In Massachusetts, the nonprofit Research Institute (MAPS), or the Interdisciplinary Association for Anesthetic Studies, is looking into the possibility of using the hallucinogenic MDMA drug to treat PTSD. Both LSD and psilocybin are under investigation for use in treating anxiety; a McClain post-doctoral advisor at Johns Hopkins University, Roland Griffiths, is leading a study to see if psilocybin may relieve anxiety and depression in cancer patients. Other Griffith studies focus on the use of psilocybin to break nicotine addiction.

In the current study, McLean and her colleagues looked at questionnaires from 51 people who took psilocybin as part of two separate studies by John Hopkins. The volunteers were all new to hallucinogenic drugs.

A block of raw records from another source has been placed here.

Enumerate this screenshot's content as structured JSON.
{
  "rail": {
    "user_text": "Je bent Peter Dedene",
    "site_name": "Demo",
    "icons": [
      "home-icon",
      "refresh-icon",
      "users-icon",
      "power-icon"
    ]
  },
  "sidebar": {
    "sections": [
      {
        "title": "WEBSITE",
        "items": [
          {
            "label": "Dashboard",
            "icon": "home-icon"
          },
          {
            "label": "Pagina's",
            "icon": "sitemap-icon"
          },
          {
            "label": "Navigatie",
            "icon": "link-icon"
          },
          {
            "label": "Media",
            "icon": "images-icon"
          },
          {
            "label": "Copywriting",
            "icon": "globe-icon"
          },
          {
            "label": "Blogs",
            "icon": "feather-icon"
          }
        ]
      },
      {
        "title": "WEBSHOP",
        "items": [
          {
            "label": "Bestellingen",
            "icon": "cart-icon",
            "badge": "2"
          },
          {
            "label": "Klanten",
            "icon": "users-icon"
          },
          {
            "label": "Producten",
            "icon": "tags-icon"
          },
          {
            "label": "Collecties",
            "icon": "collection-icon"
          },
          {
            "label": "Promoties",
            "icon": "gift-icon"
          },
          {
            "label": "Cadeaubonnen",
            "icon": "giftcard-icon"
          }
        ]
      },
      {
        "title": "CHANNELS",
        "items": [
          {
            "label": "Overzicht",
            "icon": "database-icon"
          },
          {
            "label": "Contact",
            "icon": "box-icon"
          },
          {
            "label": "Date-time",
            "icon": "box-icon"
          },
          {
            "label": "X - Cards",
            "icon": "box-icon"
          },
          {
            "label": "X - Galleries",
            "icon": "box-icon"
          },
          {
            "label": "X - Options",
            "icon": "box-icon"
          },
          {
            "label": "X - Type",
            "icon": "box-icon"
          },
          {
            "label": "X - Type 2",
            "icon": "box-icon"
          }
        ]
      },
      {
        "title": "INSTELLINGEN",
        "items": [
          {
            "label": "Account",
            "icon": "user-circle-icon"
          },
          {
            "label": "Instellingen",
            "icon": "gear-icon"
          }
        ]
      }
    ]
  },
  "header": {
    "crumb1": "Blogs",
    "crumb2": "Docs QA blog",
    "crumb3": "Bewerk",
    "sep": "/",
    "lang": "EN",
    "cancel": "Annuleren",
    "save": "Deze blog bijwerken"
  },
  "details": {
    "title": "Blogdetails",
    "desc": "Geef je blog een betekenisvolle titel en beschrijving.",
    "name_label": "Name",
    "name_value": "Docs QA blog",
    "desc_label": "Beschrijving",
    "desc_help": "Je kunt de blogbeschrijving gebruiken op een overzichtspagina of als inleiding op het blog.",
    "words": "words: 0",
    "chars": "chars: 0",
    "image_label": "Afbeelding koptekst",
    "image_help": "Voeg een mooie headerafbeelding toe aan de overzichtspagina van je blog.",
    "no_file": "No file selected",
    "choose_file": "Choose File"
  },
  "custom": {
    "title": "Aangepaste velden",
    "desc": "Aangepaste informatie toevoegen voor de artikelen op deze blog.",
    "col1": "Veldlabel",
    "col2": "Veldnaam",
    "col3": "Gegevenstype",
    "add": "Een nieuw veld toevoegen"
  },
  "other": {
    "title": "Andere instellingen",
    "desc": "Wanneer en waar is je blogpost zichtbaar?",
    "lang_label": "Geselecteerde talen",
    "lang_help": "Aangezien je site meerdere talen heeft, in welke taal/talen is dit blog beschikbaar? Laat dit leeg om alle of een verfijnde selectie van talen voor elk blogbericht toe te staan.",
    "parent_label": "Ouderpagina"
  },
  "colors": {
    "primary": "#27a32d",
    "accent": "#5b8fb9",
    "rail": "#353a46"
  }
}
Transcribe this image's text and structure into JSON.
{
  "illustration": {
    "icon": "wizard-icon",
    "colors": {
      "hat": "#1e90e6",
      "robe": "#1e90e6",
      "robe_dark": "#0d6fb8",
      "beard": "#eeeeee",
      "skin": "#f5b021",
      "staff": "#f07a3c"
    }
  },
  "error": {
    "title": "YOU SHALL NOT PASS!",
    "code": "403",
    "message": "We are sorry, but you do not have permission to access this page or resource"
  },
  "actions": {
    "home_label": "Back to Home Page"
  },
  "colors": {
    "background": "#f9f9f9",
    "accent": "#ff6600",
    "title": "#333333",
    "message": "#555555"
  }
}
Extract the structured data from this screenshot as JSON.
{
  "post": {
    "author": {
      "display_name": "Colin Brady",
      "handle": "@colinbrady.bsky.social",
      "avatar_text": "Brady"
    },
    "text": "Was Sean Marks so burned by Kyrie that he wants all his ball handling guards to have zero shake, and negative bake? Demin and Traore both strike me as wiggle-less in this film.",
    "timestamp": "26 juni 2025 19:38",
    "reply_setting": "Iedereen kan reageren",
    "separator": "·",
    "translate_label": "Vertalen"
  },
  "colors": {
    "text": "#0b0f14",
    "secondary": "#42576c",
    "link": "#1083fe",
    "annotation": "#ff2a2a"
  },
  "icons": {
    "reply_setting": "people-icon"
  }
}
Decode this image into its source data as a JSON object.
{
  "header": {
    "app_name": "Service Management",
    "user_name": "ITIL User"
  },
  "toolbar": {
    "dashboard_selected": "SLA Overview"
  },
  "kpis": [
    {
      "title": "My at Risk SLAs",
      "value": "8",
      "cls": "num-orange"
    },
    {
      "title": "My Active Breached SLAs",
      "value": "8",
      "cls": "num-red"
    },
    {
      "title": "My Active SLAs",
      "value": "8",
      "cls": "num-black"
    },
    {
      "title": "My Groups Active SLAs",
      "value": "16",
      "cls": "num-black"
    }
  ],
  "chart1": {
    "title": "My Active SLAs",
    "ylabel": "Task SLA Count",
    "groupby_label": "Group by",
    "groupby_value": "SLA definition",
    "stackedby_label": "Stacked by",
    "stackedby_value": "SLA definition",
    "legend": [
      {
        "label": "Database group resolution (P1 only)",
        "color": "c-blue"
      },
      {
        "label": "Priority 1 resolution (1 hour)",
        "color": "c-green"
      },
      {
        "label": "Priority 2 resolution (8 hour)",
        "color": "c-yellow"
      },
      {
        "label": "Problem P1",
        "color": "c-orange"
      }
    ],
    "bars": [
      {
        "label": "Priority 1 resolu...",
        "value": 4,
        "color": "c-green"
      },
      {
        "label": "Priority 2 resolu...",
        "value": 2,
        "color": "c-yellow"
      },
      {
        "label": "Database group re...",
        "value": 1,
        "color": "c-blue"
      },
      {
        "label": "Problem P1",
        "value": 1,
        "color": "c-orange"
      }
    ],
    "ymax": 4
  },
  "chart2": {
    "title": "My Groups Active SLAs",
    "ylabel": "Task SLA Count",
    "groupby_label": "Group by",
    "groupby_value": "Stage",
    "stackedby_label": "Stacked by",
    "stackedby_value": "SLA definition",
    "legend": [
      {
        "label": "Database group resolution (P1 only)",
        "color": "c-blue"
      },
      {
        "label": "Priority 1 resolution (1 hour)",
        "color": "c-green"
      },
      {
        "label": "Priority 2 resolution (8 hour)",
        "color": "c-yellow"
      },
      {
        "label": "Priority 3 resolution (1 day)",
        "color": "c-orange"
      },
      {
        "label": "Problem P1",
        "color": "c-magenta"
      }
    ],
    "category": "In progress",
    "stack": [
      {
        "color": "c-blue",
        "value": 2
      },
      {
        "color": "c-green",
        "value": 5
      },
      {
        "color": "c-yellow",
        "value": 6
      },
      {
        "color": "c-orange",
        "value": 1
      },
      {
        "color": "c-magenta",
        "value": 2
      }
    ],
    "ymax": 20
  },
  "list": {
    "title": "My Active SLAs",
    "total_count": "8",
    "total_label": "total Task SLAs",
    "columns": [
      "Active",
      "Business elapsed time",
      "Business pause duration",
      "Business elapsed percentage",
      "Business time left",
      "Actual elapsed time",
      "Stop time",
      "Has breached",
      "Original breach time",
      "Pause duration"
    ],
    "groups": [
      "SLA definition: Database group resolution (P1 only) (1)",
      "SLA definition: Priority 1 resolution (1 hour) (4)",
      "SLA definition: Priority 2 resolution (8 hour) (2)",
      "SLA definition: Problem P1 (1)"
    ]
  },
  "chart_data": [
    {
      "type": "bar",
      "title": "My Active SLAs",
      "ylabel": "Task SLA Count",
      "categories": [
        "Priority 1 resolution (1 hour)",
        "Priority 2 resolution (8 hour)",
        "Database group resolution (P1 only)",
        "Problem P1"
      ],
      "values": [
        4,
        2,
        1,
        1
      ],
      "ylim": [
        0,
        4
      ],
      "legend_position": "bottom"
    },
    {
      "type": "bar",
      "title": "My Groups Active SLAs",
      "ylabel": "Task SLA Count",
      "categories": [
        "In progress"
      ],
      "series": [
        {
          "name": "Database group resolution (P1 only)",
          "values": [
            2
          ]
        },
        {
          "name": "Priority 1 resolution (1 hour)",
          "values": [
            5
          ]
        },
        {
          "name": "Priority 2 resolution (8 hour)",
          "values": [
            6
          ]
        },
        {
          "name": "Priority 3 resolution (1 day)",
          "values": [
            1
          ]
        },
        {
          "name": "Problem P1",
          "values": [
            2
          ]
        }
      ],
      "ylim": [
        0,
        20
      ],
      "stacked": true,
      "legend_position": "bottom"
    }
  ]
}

Each person attended between two and five hours of drug sessions for eight hours as they were sitting blindfolded on the sofa listening to music – a way to encourage introspection. During one session, the volunteers received a moderate to high dose of psilocybin, but neither they nor the experimenters knew whether to swallow a psilocybin or placebo on any given day.

In one experiment, the participants came to the lab twice. On one visit, they were given the real deal and again got Ritalin, which simulates the side effects of psilocybin without hallucinations.

In another experiment, during a five-session session, participants received either placebo or one of varying doses of the drug. For the purposes of this study, the researchers focused on a high dose session, which was the same dose that was given during the first experiment.

The results, published in the Journal of Psychopharmacology, revealed that while other aspects of the character remained unchanged, openness increased after the experience of psilocybin. The effect was especially permanent for those who reported a “mystical” experience with their dose. These mystical experiences, MacLean said, were characterized by a feeling of deep connectedness, along with feelings of joy, veneration and peace. [Top 10 Secrets of Mind]

“It is possible that not only will psilocybin cause changes like this, but more than these kinds of profound, life-changing experiences, whatever flavor they take,” she said. “For many people, psilocybin allows them to bypass their thinking about the world.”

MacLean said that about 30 of the 51 volunteers had an internal experience. The changes in openness in these participants were greater than those that have been commonly seen over decades of adult life experience.

But the experiment is very accurate, McLean warned.